Hay algo especial en las acciones de quienes obran por los otros o “a nombre y a delegación de los demás”. Ellos, llamémoslos “los políticos”, saben que su pensamiento puede ser lógico, y acaso debe serlo, pero esto es muy difícil de ser medido o sometido a escrutinio, por cuanto manejan a la civilización toda como campo de lenguaje y análisis (no así un relojero), y, por lo mismo, sus defensas, descargos, argumentaciones o justificaciones campean en la más plena, ambigua y generalizada subjetividad (hablamos de una subjetividad superlativa y exagerada inclusive, por cuanto ni siquiera el más amplio de los ámbitos, que es el de la ética puede darse semejantes lujos, en cuanto ella, la ética, se maneja en la estricta argumentación lógica cual fórmula matemática precisa y concluyente, siendo este otro, un tema que no viene al caso expandir). En el mundo de la política, visto desde mi querida metáfora del río que se debe atravesar, las piedras que se extienden ante el pie del especialista en tales avatares son vastas, multiformes, policromadas y prácticamente infinitas, dándose las posibilidades de atravieso más diversas, y en la práctica valederas o a lo menos serviles, a las causas que se desean sustentar. La fundamentación política es vaga, ambigua, equivalente y maleable por naturaleza, dado lo ya expuesto, y por lo mismo, no es la retórica del convencimiento y la argumentación el centro de su quehacer, ya que al ser infinitas las razones y argumentos, es fácil deducir que ninguno es el eminentemente superior (esto último expuesto da pie a pensar en la democracia en sí como la respuesta contemporánea a tal problema de “verdad dispersa, en poder de todos y cualquiera”)

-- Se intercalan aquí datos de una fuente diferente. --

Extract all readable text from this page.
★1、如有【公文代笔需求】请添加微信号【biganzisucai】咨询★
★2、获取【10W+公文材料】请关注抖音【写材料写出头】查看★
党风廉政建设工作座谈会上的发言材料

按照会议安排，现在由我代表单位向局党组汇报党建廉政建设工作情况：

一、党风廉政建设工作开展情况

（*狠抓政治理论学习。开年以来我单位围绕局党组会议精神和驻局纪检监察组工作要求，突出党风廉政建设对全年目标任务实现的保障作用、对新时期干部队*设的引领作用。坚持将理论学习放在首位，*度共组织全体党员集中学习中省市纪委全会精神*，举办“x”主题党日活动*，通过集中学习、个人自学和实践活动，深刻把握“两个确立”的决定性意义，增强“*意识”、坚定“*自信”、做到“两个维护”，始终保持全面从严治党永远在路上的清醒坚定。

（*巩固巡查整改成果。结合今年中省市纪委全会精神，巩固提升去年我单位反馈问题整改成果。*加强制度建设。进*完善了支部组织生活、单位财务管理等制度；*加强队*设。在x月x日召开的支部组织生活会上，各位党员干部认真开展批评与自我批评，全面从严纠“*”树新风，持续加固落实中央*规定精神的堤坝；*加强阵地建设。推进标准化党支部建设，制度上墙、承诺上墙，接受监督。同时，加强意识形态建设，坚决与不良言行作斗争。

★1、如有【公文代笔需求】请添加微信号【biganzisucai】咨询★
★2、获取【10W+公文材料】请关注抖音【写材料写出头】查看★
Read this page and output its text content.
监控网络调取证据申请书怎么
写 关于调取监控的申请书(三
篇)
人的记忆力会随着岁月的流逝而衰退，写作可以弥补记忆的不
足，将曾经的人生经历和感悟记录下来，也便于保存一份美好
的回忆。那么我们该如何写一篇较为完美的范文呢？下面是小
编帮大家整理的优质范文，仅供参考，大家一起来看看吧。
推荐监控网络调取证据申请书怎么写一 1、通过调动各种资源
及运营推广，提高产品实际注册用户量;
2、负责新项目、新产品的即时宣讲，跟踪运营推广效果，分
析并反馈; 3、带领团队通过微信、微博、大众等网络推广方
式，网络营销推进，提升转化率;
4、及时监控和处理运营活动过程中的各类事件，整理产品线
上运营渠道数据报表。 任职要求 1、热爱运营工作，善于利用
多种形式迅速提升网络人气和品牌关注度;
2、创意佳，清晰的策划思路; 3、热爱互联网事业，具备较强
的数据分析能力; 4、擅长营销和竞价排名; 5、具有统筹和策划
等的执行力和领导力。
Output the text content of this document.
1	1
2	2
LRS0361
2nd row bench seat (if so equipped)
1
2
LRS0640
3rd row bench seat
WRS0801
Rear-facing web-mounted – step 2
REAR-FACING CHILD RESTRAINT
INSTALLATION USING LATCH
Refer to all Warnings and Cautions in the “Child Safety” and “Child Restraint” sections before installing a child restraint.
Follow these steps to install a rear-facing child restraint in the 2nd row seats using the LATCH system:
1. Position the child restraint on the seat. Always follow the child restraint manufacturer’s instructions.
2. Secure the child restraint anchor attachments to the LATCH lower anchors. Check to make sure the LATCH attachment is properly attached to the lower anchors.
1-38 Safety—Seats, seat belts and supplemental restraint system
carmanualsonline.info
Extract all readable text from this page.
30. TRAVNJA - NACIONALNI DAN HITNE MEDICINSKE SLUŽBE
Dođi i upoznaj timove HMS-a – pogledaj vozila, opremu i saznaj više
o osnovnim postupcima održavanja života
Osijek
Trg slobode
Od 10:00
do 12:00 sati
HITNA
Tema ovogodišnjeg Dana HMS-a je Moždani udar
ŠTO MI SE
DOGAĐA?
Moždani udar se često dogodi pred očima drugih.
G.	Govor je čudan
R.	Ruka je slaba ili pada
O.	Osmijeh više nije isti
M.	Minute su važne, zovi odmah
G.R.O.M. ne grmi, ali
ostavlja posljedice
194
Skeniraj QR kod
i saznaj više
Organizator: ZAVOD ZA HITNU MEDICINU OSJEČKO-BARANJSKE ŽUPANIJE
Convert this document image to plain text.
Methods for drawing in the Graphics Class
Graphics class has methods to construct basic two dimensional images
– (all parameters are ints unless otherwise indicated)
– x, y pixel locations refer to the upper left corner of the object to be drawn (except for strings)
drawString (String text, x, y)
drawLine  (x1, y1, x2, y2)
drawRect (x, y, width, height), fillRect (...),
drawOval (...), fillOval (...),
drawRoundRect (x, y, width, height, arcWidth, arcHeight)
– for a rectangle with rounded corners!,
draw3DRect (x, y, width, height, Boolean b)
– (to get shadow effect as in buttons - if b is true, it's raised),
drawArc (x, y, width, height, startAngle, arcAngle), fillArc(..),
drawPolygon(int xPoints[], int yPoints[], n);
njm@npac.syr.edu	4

Dado lo expuesto podría ser inclusive comprensible (forzando la nota claro está) que se olviden de sus principios los llamados a tales actividades, cuando todo puede ser justificado para sí o para los demás (obviamente sin entrar en el campo del delito o de ámbitos similares)
Debe ser muy triste el encontrarse, como político, ante la realidad manifiesta de que todo puede ser explicado o fundamentado, cuando la idea es artefacto y no gobierna sino como costra enquistada en los espíritus, jamás abandonados de sus pasiones, ya sean altruistas o ya sean miserables.
Quien quiera vérselas con la actividad política, a excusa o fundamento de puro y simple servicio a la comunidad, o se miente o nos miente, o ambas cosas a la vez, por cuanto tal tipo de aseveración de causas o principios de acción olvidan, delegan o se abstraen de un modo erróneo del poder intrínseco de las acciones relacionadas con tal ámbito tan amplio y general de operación.
En lo personal le creeré más a quien se refiera a la plenitud de aspectos que la política conlleva, como uno le creería más al arquitecto que declara no solo buscar la belleza como fin único, sino que, a su paso, no olvida la función como parte y elemento ineludible.

Comparando ambos campos aludidos; la política y la arquitectura, cuando el arquitecto habla de función y belleza, el político debiera hablar de servicio público y poder intrínseco de tal dedicación.

Con todo, siento haberme explicado adecuadamente.